Already the water was foaming and bubbling round the bows of the boat. In my eagerness I made a deep gash on the gunwale: this taught me to be more cautious in future. Fortunately the axe was a good one, or I should have broken it. I had made some impression on one of the links of the chain; my object was to strike again in the same place.

“Is it nearly through?” asked Harry, looking round.

“No; not far yet,” I answered.

“Then let me try,” he said; “perhaps I can do it.”

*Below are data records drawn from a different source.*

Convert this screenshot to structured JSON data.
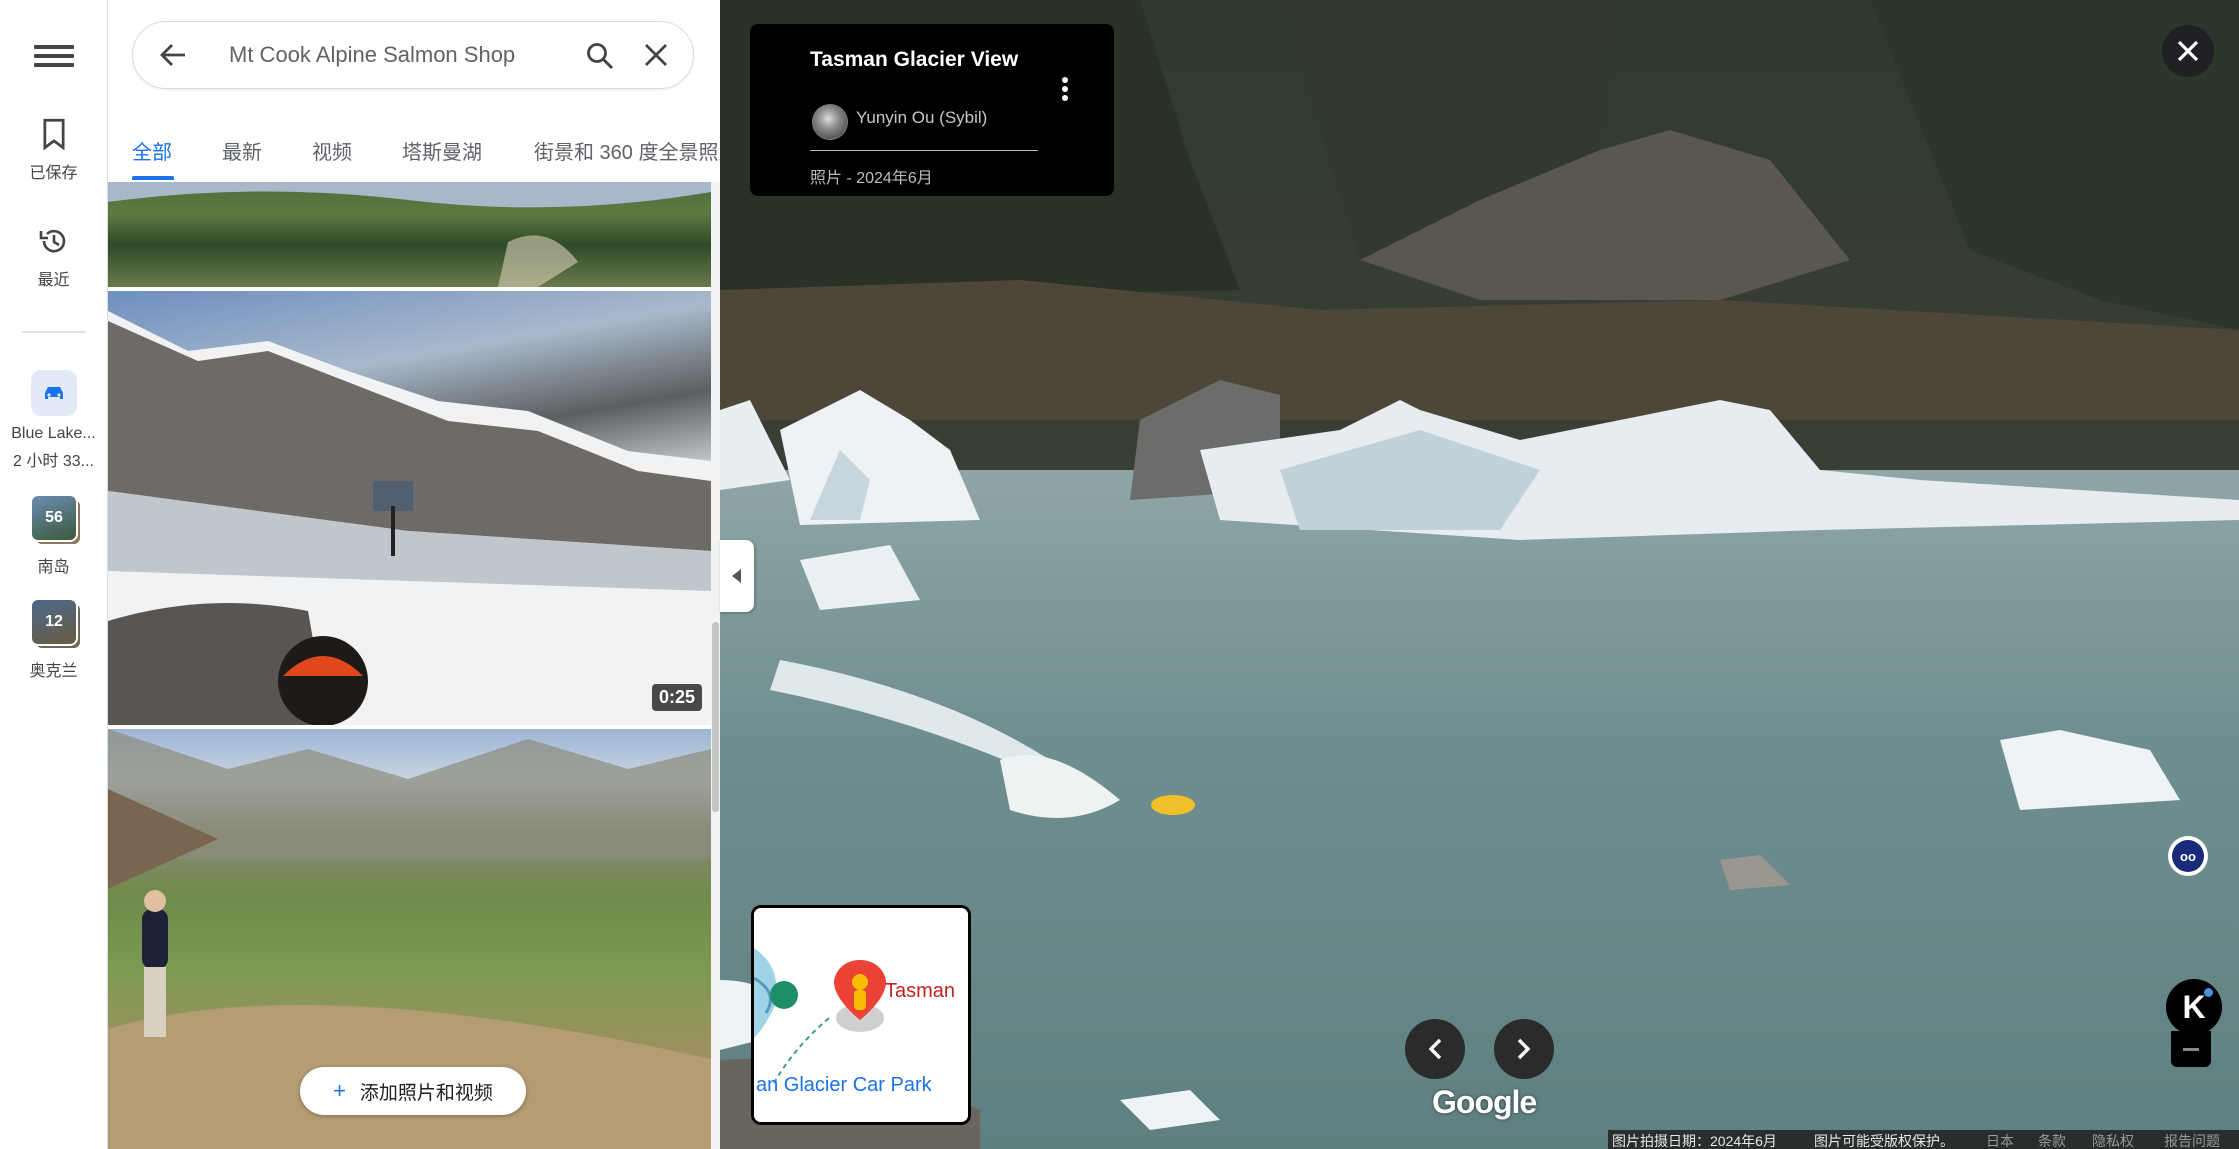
{
  "search": {
    "query": "Mt Cook Alpine Salmon Shop"
  },
  "rail": {
    "saved_label": "已保存",
    "recent_label": "最近",
    "recent_items": [
      {
        "title": "Blue Lake...",
        "subtitle": "2 小时 33..."
      },
      {
        "count": "56",
        "label": "南岛"
      },
      {
        "count": "12",
        "label": "奥克兰"
      }
    ]
  },
  "tabs": [
    "全部",
    "最新",
    "视频",
    "塔斯曼湖",
    "街景和 360 度全景照片"
  ],
  "media": {
    "video_duration": "0:25",
    "add_button": "添加照片和视频"
  },
  "viewer": {
    "title": "Tasman Glacier View",
    "author": "Yunyin Ou (Sybil)",
    "date_line": "照片 - 2024年6月",
    "minimap_place": "Tasman",
    "minimap_parking": "an Glacier Car Park",
    "logo": "Google",
    "k_button": "K",
    "pegman_badge": "oo"
  },
  "footer": {
    "capture_date": "图片拍摄日期：2024年6月",
    "copyright": "图片可能受版权保护。",
    "region": "日本",
    "terms": "条款",
    "privacy": "隐私权",
    "report": "报告问题"
  },
  "colors": {
    "accent": "#1a73e8",
    "pin": "#ea4335",
    "panel_bg": "#ffffff",
    "viewer_chip": "#000000"
  }
}
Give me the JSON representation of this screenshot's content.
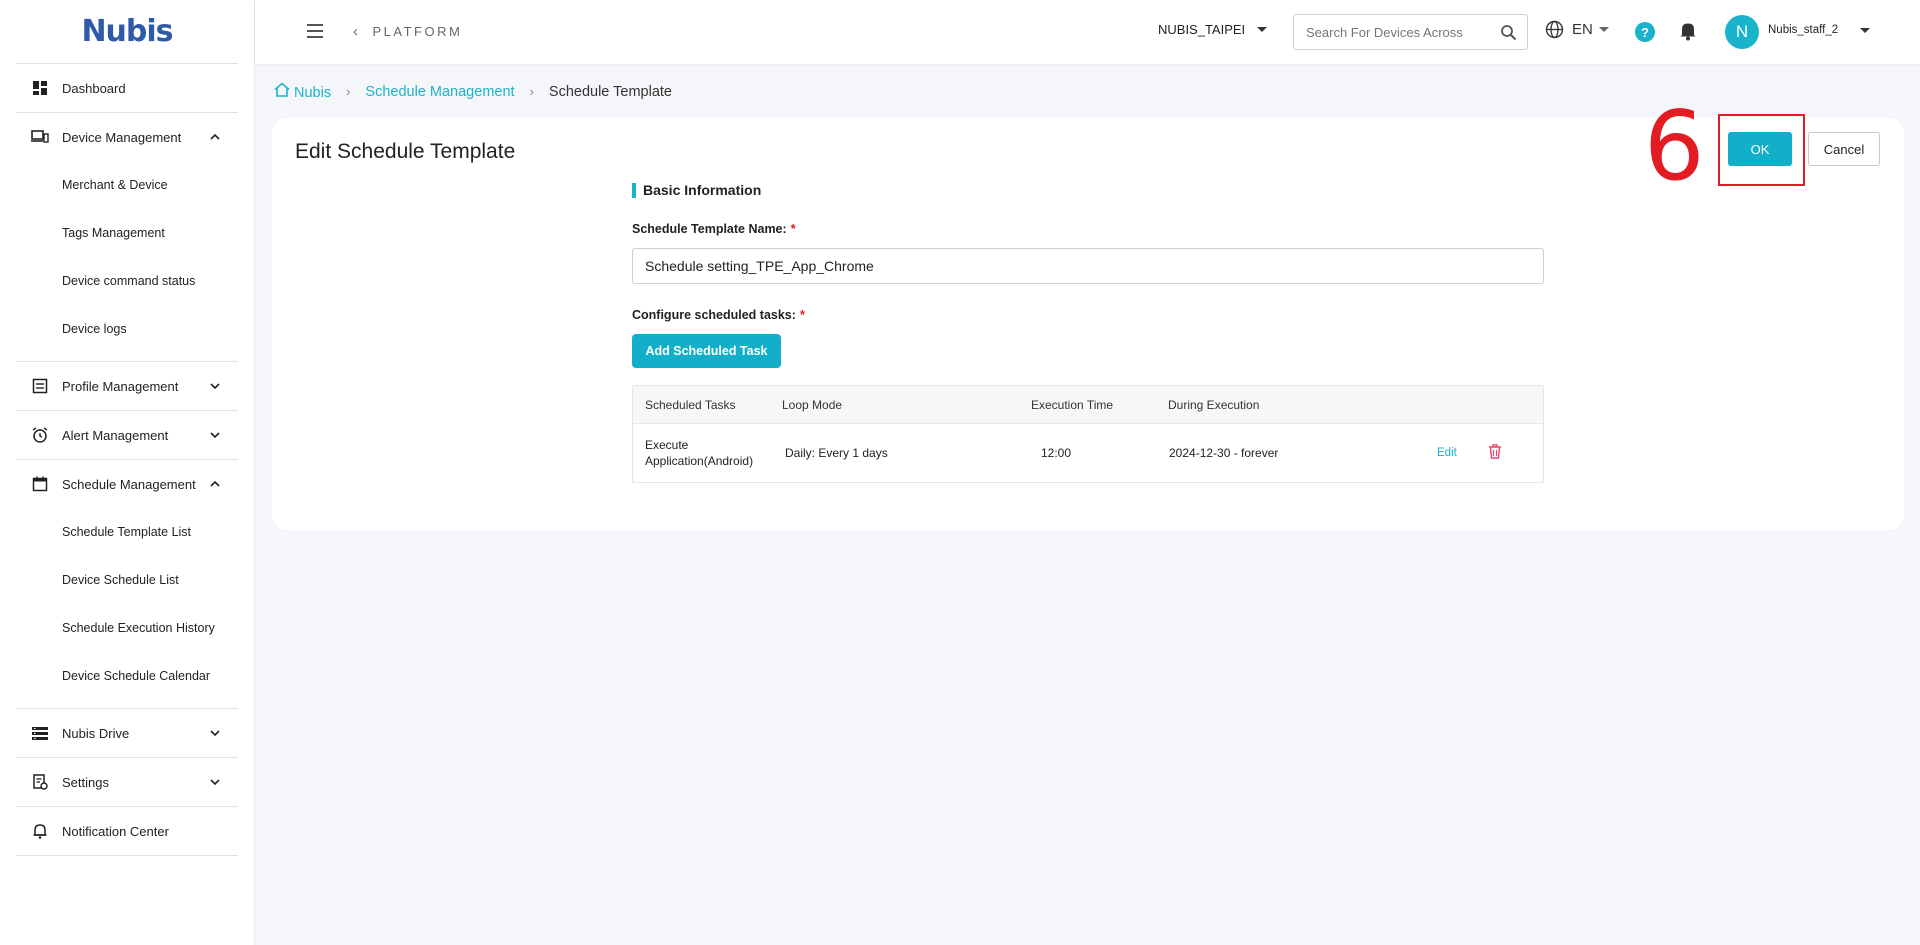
{
  "brand": {
    "logo_text": "Nubis"
  },
  "sidebar": {
    "items": [
      {
        "label": "Dashboard"
      },
      {
        "label": "Device Management",
        "expanded": true,
        "children": [
          "Merchant & Device",
          "Tags Management",
          "Device command status",
          "Device logs"
        ]
      },
      {
        "label": "Profile Management",
        "expanded": false
      },
      {
        "label": "Alert Management",
        "expanded": false
      },
      {
        "label": "Schedule Management",
        "expanded": true,
        "children": [
          "Schedule Template List",
          "Device Schedule List",
          "Schedule Execution History",
          "Device Schedule Calendar"
        ]
      },
      {
        "label": "Nubis Drive",
        "expanded": false
      },
      {
        "label": "Settings",
        "expanded": false
      },
      {
        "label": "Notification Center"
      }
    ]
  },
  "topbar": {
    "platform_label": "PLATFORM",
    "tenant": "NUBIS_TAIPEI",
    "search_placeholder": "Search For Devices Across",
    "language": "EN",
    "help": "?",
    "avatar_initial": "N",
    "username": "Nubis_staff_2"
  },
  "breadcrumb": {
    "home": "Nubis",
    "parent": "Schedule Management",
    "current": "Schedule Template"
  },
  "page": {
    "title": "Edit Schedule Template",
    "annotation_number": "6",
    "ok_label": "OK",
    "cancel_label": "Cancel"
  },
  "form": {
    "section_title": "Basic Information",
    "name_label": "Schedule Template Name:",
    "required_mark": "*",
    "name_value": "Schedule setting_TPE_App_Chrome",
    "tasks_label": "Configure scheduled tasks:",
    "add_task_label": "Add Scheduled Task"
  },
  "table": {
    "columns": [
      "Scheduled Tasks",
      "Loop Mode",
      "Execution Time",
      "During Execution"
    ],
    "rows": [
      {
        "task": "Execute Application(Android)",
        "loop_mode": "Daily: Every 1 days",
        "execution_time": "12:00",
        "during": "2024-12-30 - forever",
        "edit_label": "Edit"
      }
    ]
  },
  "colors": {
    "accent": "#12afc8",
    "annotation": "#e31b23",
    "brand": "#2f5aa8"
  }
}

I willingly yielded the axe to him, for I was too anxious to have the chain cut through to feel jealous should he show superior skill. He eyed the place which I had been cutting—I having made several jagged notches—and then brought down the axe with apparently less force than I had used. It was exactly in the centre of the cut. Each time he lifted the axe he struck the same place, and in less than a minute the chain was severed. We soon prised out the other half of the link. I then sprang aft to the helm; Tommy got out an oar, and pulled the boat’s head round; while Harry hoisted the sail, bringing the sheet aft to me; and on we flew before the fast-rising wind. Scarcely were we away when it came with redoubled force; and had we remained at anchor many minutes longer, I believe the boat must have filled and gone down.